Enhancing Data Visualizations with Matplotlib's Color Options
Matplotlib is a versatile library that offers a variety of unique features and functionalities for creating captivating visualizations. In this guide, we'll explore features to add color to our plots!
Installing Matplotlib
First, if not already done, install the Matplotlib library:
pip install matplotlib
Alternative Approaches
Sometimes pip
will not configure correctly in your environment. In such cases, alternative approaches can be used for installation. Here are two methods:
Using py
:
py -m pip install matplotlib
Using python3
:
python3 -m pip install matplotlib
Importing Matplotlib
Once installed, you can import the Matplotlib library:
import matplotlib.pyplot as plt
Four Methods for Changing Color Using Matplotlib
The color of plots in Matplotlib is set to blue by default.
import matplotlib.pyplot as plt
x = [1,2,3,4] # Example x values
y = [5,10,15,20] # Example y values
plt.xlabel('x-axis') # Labeling the x-axis
plt.ylabel('y-axis') # Labeling the y-axis
plt.plot(x,y) # Plotting the line chart
plt.show() # Viewing the line chart
Below, we will explore four methods to change color in line charts. Keep in mind this can be used in other plot functions.
Example 1: Change Color Using Color Names
We can add a color
parameter to different plotting functions plt.plot()
, plt.scatter()
, plt.bar()
to specify the color of lines, markers, or bars.
import matplotlib.pyplot as plt
x = [1,2,3,4]
y = [5,10,15,20]
plt.xlabel('x-axis')
plt.ylabel('y-axis')
plt.plot(x,y, color = 'purple') # Assigning purple to the color parameter
plt.show()
In this example, a color name was assigned to the color
parameter:color = 'purple'
.
Example 2: Change Color Using Color Codes
Matplotlib also lets you use single-character abbreviations to represent colors.
Below are the color codes available for use:
'b': blue
'g': green
'r': red
'c': cyan
'm': magenta
'y': yellow
'k': black
'w': white
import matplotlib.pyplot as plt
x = [1,2,3,4]
y = [5,10,15,20]
plt.xlabel('x-axis')
plt.ylabel('y-axis')
plt.plot(x,y, color = 'r') # Using the color code 'r'
plt.show()
In this example, the color code 'r' was assigned to the color
parameter to make the line red.
Example 3: Change Color Using RGB Values
RGB (Red, Green, Blue) values can be used to specify custom colors. RGB values are specified as tuples where each component ranges from 0 to 1.
(1, 0, 0) = red
(0, 1, 0) = green
(0, 0, 1) = blue
We can create intermediate colors by adjusting the amounts of red, green, and blue components. For instance, (1, 0.5, 0)

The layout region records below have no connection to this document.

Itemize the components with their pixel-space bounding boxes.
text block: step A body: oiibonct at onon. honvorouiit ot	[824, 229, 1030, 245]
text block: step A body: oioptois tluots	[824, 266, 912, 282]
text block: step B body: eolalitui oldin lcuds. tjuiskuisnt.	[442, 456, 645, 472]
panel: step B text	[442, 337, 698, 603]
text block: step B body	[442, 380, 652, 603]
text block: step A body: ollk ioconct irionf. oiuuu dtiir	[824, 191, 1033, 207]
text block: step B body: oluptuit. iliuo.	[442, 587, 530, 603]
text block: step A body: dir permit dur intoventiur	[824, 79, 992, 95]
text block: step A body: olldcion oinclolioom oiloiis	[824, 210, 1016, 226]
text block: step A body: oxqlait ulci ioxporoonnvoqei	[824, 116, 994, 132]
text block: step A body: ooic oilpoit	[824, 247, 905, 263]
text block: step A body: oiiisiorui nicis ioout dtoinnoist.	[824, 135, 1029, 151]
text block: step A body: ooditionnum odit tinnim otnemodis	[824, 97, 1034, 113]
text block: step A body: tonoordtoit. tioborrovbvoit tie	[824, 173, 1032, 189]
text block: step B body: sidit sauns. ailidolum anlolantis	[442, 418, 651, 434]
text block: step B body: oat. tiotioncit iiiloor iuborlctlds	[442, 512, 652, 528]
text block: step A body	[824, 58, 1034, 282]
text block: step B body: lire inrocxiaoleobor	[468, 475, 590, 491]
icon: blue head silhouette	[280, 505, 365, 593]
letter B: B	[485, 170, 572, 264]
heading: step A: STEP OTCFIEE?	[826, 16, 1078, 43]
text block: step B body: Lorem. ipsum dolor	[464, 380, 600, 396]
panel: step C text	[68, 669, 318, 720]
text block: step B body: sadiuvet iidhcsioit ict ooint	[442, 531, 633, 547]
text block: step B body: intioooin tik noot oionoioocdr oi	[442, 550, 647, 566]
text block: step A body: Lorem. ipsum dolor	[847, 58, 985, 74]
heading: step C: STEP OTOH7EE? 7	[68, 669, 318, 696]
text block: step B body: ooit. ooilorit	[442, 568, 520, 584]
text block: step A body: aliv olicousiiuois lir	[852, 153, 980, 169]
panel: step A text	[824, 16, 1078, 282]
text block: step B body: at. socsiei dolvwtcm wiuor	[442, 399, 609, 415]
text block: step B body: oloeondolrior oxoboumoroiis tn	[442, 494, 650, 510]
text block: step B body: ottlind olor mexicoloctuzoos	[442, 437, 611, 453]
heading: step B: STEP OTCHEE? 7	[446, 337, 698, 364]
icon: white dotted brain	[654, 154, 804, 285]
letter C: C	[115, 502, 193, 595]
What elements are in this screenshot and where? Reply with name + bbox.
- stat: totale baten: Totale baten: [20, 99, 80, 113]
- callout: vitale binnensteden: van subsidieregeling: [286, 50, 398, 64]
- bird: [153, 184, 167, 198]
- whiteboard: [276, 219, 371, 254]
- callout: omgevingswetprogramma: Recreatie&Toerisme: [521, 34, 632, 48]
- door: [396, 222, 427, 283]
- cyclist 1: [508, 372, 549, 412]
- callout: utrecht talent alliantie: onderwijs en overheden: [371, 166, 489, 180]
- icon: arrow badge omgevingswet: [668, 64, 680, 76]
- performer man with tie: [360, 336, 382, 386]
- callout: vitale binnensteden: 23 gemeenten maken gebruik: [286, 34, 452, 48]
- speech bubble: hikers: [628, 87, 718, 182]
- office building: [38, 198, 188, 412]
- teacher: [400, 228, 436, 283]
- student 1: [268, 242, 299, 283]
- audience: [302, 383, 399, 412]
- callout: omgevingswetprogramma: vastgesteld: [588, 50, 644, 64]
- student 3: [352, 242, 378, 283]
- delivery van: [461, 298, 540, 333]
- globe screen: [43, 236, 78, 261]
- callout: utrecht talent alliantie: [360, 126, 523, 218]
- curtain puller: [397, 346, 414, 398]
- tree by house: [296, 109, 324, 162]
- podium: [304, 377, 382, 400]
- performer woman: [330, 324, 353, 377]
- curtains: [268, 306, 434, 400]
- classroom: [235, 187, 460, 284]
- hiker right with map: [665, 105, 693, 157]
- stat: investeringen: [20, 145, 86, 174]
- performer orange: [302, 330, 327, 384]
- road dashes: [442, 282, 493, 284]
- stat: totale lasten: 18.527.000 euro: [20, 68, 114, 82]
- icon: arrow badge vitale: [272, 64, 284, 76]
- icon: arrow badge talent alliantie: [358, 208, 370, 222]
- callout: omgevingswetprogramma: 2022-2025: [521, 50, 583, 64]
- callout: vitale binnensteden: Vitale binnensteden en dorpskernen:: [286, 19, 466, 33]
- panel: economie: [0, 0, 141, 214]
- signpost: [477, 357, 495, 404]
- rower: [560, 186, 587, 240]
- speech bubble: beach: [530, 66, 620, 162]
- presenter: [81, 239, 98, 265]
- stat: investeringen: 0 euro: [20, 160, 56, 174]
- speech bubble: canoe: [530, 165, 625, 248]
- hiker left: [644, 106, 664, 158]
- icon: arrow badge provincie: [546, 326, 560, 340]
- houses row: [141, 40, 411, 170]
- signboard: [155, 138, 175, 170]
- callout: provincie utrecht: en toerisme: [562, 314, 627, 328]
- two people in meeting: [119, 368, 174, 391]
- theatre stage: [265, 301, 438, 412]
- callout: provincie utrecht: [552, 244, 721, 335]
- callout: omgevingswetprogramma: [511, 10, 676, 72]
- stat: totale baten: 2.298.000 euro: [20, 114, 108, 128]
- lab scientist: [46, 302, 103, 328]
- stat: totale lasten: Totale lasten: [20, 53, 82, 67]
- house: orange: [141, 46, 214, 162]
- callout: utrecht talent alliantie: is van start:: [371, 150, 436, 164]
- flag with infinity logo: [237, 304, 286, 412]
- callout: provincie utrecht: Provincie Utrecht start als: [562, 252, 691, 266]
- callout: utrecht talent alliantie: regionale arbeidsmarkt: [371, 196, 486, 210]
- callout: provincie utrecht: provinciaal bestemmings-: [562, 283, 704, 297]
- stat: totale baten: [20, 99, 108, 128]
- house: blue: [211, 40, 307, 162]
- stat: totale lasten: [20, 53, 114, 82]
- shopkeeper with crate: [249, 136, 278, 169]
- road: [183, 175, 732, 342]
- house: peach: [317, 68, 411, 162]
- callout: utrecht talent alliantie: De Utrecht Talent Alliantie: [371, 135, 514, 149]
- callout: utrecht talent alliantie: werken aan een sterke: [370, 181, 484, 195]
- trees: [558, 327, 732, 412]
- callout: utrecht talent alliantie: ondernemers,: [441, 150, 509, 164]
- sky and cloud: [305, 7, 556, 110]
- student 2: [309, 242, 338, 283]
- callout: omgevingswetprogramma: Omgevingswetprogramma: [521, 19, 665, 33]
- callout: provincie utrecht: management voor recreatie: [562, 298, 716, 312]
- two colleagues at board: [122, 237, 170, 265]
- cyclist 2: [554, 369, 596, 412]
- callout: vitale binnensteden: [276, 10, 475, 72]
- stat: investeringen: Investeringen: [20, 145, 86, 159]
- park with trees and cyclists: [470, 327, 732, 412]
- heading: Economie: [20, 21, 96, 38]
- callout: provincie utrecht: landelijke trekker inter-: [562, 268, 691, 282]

represents full red, half green, and no blue, resulting in an orange color. Here is the resulting plot using RGB:
import matplotlib.pyplot as plt
x = [1,2,3,4]
y = [5,10,15,20]
plt.xlabel('x-axis')
plt.ylabel('y-axis')
plt.plot(x,y, color=(1, 0.5, 0)) # Using the RGB value for orange
plt.show()
Example 4: Change Color Using Hexadecimal Color Codes
Hexadecimal color codes, or hex color codes, offer a wide range of custom colors for our plots. Each code is composed of six characters, combining numbers from 0 to 9 and letters from A to F. These codes represent different intensities of red, green, and blue, allowing us to create unique and customized color palettes for our visualizations.
Below, we will explore two examples:
#008080
represents teal:
- The first two digits
00
represent the absence of red. - The next two digits
80
represent maximum intensity of green. - The final two digits
80
represent maximum intensity of blue. - Combining these, we get a teal color.
import matplotlib.pyplot as plt
x = [1, 2, 3, 4]
y = [5, 10, 15, 20]
plt.xlabel('x-axis')
plt.ylabel('y-axis')
plt.plot(x, y, color='#008080') # Using the hex color code for teal
plt.show()
#FFA500
represents orange:
- The first two digits FF mean maximum intensity of red.
- The next two digits A5 represent a specific intensity of green.
- The final two digits 00 mean no blue color contribution.
- Combining these, you get an orange color.
import matplotlib.pyplot as plt
x = [1, 2, 3, 4]
y = [5, 10, 15, 20]
plt.xlabel('x-axis')
plt.ylabel('y-axis')
plt.plot(x, y, color= '#FFA500') # Using the hex color code for orange
plt.show()
Conclusion
Matplotlib offers various ways to change colors in plots through color names, color codes, RGB values, and hexadecimal codes. Learning these methods can help make your plots more engaging, clear, and visually appealing. Happy plotting!